Il marketing più sfrenato ci ha imbrigliato a dovere, proponendoci stili di vita performanti votati all’ostentazione, all’affermazione ed al successo personale, ci ha convinti che la felicità, quella per cui lavoriamo come schiavi, senza pensare che ogni oggetto che desideriamo ha un costo, potesse giungere a noi dall’esterno.
E’ stato naturale allora non chiederci più quante ore di lavoro sprechiamo per soddisfare desideri di cose che realizzano sogni e che, in sostanza, non fanno altro che rubarci il tempo.
“Un uomo è ricco in proporzione al numero di cose delle quali può fare a meno” scriveva Henry David Thoreau nel lontano 1854, narrando dei benefici che si ottengono distaccandosi dalle cose inutili e superflue, auspicando il ritorno ad una filosofia di vita che si fonda sull’essenziale.

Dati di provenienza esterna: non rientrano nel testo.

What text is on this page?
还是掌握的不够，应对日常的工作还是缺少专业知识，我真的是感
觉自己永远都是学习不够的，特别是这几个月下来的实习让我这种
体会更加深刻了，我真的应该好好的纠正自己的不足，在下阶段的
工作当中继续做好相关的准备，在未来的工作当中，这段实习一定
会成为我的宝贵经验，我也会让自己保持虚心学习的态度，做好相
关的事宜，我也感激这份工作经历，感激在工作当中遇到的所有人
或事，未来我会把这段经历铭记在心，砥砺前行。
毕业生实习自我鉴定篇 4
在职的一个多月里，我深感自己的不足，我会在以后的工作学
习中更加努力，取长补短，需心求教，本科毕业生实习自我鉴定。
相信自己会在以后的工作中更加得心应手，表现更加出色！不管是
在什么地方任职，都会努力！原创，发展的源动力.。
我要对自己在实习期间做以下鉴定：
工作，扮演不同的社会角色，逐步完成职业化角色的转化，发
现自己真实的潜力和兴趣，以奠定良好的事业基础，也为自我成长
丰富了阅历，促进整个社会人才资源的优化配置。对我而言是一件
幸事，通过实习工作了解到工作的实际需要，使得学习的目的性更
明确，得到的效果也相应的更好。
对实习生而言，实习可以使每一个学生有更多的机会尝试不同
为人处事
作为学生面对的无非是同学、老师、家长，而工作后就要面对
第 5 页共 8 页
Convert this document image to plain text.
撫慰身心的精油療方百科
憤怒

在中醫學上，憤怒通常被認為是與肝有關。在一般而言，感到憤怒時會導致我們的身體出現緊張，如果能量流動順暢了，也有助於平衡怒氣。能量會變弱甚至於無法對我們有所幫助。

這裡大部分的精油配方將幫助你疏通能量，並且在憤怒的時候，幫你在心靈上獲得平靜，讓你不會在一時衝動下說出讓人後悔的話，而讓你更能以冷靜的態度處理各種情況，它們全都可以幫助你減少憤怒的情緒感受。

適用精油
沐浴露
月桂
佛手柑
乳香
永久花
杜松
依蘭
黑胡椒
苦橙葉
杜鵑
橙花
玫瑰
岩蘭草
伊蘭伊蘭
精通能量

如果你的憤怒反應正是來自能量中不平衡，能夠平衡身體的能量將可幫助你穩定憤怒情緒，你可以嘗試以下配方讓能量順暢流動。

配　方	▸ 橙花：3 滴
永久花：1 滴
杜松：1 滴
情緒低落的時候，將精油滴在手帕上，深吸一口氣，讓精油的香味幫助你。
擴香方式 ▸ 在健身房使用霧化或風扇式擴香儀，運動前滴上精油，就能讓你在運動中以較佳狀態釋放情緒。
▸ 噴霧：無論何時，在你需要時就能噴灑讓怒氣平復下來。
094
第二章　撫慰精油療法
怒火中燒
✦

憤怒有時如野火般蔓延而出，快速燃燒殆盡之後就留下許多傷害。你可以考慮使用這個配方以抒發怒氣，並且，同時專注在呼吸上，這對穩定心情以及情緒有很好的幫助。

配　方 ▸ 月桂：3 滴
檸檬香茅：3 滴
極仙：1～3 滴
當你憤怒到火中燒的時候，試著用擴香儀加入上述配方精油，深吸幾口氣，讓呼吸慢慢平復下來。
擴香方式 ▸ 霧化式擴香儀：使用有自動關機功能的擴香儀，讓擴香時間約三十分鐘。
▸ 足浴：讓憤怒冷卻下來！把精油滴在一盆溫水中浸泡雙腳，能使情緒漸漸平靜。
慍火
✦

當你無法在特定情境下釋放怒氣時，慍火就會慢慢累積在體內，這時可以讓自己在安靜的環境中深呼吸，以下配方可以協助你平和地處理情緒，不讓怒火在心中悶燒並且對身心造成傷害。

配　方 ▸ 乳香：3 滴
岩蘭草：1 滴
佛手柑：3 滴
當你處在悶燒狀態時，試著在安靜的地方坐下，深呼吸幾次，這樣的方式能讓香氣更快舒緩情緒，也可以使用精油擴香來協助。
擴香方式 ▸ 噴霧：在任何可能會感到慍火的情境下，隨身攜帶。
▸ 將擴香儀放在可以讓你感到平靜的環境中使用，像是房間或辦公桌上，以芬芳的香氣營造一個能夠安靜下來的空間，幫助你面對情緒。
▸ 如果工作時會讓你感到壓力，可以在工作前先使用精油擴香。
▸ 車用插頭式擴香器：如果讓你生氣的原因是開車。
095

Abbiamo una formidabile occasione per riflettere sul senso che hanno preso le nostre esistenze.
Dovremo riabituarci a specchiarci in noi stessi, alla ricerca di ciò che dà valore aggiunto alle vite di tutti, di quella sensazione di essere davvero importanti per chi ci ruota attorno, di quelle attività che realmente gratificano l’anima, di quella percezione delle autentiche necessità, di ciò che è importante davvero perchè ci rende felici dentro.
Il tempo perso non è mai davvero perduto per sempre.A volte possono essere le pause a salvarci.